1948 and now: Israeli women in the fight for independence

Women were combat soldiers on the front lines in the Independence Day War.

Miriam Shachor (photo credit: PALMAH ARCHIVES)
Miriam Shachor
(photo credit: PALMAH ARCHIVES)
As Israel gears up to celebrate Independence Day, we remember those who fought and fell in the War of Independence and the battles leading up to the founding of the State of Israel.
A group sometimes overlooked in the retelling of these stories is Israeli women, who filled a variety of roles in the paramilitary groups that fought for Israel’s independence. This includes filling combat roles alongside men and fighting in the thick of battle.
The status of women and the role women play in Israeli society today may serve to emphasize why it is so important that we tell the stories of these female fighters for Israeli Independence.
One organization in which women fought was the Palmah.
“Women were combat soldiers and combat medics who went into battle with the men,” Dr. Eldad Harouvi, director of the Palmah archives, told The Jerusalem Post. “Some carried stretchers alongside men.”
There were women fighting “even in the most brutal clashes,” he said, adding that they filled numerous combat roles and were ordinance officers, communication experts and medics on the front lines.
Ruthie Bloch was one such fighter whose experience was cataloged in the Palmah archives.
“At daylight, shots began, and they fired incessantly for hours,” she said, describing a battle that took place near what is today Beit Shemesh. “You could not raise your head.”
Bloch reminisced about needing to relieve herself and, in a desperate attempt to get some privacy in order to do so, volunteering to get more ammunition for the machine gun from another location.
“I got up and started to move according to all the rules,” she said. “I got up and lay down, rolled over and ran in zigzags as the bullets whistled from all sides.”
When she reached the location of the ammunition, she made the men there look away as she finally got a chance to relieve herself before returning to the battlefield, rolling and running back, but this time with the heavy boxes of ammunition.
There was some apprehension about having women in combat, and there were attempts to reduce the number of women in these roles after the death of Miriam Shachor, who was killed in battle in the Negev in December 1947, Harouvi said.
That battle is described in detail in Palmah archive records. Shachor and her unit of nine Palmah fighters were patrolling in the Negev when they came to an Arab village. They were ambushed in the center of the village by hundreds of Bedouin.
As they retreated, Shachor threw grenades, buying valuable time for her unit to try to escape. Two men with whom she was retreating were killed, but Shachor, because she was very fast, managed to continue to retreat until she was eventually killed by a Bedouin fighter on horseback.
Despite reluctance to risk women fighting after her death, they were still in the thick of battle throughout the war, Harouvi said.

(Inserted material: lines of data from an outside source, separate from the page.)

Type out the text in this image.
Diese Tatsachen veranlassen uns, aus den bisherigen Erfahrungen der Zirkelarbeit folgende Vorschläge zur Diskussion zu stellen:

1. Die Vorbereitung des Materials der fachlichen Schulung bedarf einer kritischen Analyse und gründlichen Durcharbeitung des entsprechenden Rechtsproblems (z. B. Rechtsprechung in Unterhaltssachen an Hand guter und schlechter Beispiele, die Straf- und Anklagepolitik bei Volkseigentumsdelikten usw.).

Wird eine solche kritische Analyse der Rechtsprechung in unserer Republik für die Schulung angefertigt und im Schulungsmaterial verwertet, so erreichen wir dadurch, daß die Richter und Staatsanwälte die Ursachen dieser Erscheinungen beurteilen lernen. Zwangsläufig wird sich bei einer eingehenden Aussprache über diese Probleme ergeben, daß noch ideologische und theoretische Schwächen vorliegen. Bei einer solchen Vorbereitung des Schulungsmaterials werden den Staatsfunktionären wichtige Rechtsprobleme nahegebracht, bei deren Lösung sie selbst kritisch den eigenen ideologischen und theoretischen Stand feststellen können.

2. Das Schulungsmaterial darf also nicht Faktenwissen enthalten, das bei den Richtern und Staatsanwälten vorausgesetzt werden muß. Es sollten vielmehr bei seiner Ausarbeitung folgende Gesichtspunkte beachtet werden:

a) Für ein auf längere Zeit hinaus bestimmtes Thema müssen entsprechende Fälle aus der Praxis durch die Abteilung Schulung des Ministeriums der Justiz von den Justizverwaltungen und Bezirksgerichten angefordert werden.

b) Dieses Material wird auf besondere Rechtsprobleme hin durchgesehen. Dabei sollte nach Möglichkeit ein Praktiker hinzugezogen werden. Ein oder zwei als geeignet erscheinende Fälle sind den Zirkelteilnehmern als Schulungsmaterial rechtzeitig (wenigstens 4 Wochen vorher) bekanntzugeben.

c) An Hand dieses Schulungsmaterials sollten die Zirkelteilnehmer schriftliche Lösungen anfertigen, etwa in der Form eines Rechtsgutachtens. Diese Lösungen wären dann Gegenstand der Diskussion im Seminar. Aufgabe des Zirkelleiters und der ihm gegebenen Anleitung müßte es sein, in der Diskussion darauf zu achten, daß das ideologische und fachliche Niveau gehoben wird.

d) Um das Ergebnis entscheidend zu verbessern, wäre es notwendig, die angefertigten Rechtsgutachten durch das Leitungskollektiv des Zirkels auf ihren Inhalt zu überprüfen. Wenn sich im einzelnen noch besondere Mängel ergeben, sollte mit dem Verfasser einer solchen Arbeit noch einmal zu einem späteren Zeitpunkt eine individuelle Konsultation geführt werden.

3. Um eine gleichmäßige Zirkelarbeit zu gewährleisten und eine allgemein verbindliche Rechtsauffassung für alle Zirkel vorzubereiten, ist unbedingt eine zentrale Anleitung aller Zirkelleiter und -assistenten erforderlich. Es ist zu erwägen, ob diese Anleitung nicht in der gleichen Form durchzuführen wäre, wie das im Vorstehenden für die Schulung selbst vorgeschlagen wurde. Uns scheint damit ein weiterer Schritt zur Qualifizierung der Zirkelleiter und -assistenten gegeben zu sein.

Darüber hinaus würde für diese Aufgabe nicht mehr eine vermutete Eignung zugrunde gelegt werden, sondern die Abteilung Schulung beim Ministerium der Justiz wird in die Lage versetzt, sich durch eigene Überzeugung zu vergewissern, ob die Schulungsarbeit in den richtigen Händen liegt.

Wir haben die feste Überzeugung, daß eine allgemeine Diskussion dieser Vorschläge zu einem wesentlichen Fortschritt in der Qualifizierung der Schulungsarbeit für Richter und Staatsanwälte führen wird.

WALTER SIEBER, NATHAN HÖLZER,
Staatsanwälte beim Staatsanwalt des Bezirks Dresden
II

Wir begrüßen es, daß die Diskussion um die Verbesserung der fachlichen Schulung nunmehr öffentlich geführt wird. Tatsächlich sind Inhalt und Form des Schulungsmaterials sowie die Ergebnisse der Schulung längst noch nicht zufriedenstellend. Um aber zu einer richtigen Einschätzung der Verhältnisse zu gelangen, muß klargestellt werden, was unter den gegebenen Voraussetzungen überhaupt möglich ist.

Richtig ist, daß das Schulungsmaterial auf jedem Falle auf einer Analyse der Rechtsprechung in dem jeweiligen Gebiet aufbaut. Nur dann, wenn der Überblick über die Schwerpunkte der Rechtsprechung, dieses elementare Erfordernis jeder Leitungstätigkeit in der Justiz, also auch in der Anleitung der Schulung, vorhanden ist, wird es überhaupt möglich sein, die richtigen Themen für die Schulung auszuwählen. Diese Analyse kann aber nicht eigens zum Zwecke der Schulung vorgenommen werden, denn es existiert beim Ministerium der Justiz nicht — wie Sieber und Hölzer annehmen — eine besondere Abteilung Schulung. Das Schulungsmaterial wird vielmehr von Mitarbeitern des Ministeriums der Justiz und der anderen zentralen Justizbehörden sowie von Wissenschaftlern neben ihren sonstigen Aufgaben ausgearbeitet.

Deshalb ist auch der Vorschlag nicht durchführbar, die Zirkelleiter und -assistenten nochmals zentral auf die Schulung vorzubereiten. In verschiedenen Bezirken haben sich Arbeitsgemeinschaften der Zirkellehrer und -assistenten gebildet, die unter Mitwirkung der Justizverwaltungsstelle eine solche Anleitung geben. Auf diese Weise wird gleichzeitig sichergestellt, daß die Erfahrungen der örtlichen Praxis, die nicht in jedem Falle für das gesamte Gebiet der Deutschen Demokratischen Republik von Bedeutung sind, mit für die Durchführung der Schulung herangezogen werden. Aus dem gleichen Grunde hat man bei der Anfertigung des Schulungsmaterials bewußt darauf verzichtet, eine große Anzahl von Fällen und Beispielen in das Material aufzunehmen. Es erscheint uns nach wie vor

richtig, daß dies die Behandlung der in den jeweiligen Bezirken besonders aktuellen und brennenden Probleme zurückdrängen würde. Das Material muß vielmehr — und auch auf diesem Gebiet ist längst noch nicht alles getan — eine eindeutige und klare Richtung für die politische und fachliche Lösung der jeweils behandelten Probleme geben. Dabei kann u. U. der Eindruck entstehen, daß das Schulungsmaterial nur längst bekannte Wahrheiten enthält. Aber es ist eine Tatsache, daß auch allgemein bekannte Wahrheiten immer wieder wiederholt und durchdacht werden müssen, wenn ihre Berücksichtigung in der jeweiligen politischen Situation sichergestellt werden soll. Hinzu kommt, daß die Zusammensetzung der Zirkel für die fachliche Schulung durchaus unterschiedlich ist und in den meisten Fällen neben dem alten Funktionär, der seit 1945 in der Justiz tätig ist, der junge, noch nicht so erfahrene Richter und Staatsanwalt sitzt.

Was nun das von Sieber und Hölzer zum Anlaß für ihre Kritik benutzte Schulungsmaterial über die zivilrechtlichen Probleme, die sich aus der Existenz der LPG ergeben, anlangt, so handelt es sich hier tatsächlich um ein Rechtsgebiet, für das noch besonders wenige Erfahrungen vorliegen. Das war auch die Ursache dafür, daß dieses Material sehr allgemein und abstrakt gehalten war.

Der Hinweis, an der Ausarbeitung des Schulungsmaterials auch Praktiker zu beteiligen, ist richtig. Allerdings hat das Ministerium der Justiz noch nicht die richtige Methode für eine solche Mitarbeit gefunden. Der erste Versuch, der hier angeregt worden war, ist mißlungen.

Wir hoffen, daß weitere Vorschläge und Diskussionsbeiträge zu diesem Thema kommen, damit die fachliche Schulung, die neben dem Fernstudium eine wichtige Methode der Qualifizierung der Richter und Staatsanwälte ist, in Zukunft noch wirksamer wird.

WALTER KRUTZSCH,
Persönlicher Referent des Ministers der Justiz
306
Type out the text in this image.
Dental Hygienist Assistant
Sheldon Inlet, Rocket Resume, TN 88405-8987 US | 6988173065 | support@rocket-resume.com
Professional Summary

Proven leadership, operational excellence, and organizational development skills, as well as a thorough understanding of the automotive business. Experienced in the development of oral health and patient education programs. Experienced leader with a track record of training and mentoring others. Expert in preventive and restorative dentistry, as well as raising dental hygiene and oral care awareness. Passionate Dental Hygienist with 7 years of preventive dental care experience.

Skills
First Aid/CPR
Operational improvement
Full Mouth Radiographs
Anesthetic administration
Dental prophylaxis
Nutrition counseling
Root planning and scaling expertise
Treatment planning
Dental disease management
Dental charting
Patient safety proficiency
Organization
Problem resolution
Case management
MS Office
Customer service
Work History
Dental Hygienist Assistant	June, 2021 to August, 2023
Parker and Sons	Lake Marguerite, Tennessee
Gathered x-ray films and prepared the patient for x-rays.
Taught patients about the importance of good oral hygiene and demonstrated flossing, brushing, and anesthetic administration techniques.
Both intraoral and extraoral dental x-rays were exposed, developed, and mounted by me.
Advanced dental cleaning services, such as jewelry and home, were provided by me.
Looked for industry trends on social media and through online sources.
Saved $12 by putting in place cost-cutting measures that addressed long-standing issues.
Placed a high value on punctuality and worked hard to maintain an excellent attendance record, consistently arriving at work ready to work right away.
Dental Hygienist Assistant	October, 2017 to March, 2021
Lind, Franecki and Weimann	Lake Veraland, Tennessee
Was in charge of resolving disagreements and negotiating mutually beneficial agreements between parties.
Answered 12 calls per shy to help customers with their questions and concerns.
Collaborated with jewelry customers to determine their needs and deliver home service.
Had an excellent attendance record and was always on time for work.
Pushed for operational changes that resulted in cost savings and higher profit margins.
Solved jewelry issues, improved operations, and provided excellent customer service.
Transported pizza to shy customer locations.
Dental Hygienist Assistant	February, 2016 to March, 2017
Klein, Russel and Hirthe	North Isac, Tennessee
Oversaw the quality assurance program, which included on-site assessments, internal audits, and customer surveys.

THE PALMAH archives have numerous testimonies of women fighting on the front lines and sometimes finding themselves in the middle of battles, even when filling support roles. Women accompanied units of fighters even when they themselves were not fighting, he said.
“They were there with them everywhere, no matter what job they filled,” Harouvi said. The men and women “were always together,” and this was good for morale.
When asked why women took part in battles leading up to the war and during the war, he said it was a matter of necessity: “They needed them.”
In some cases, women became fighters because they were already filling high ranks in units that became involved in the war, and so they became combat officers simply because of their prior roles.
Women completed training together with men at many levels, Harouvi said. Often in commanders’ courses and officer training, there was a division by gender, but women still completed the same training, including shooting courses, ruck marches and field-skills courses.
Despite the bravery of women such as Bloch and Shachor and the history of female fighters in Israel, women can serve in only some IDF combat roles today. They are barred from serving in infantry brigades, armored brigades, submarines and certain elite reconnaissance units, among other units.
Last August, the IDF formed a committee to consider allowing women to serve in all combat positions in response to a recent petition to the High Court of Justice that asked it to force the military to allow women to try out for units that are currently open only to men.
Four teenagers petitioned the High Court to force the IDF to allow all potential recruits to try out for elite commando units, regardless of their gender.
“We’re not asking that demands be changed for us,” one of the women told Channel 12. “Just let us try out, and if we qualify, let us join the units.”
When asked if he thinks the female combat soldiers of the Palmah can teach Israelis anything about women in combat positions today, Harouvi said he thinks the most important lesson is that “it has already happened. Women have already fought in combat units and in wars.
“In the Palmah, they worked hard to have no separation from men. It was not easy or simple, but it already happened.”
Anna Ahronheim and Alex Winston contributed to this report.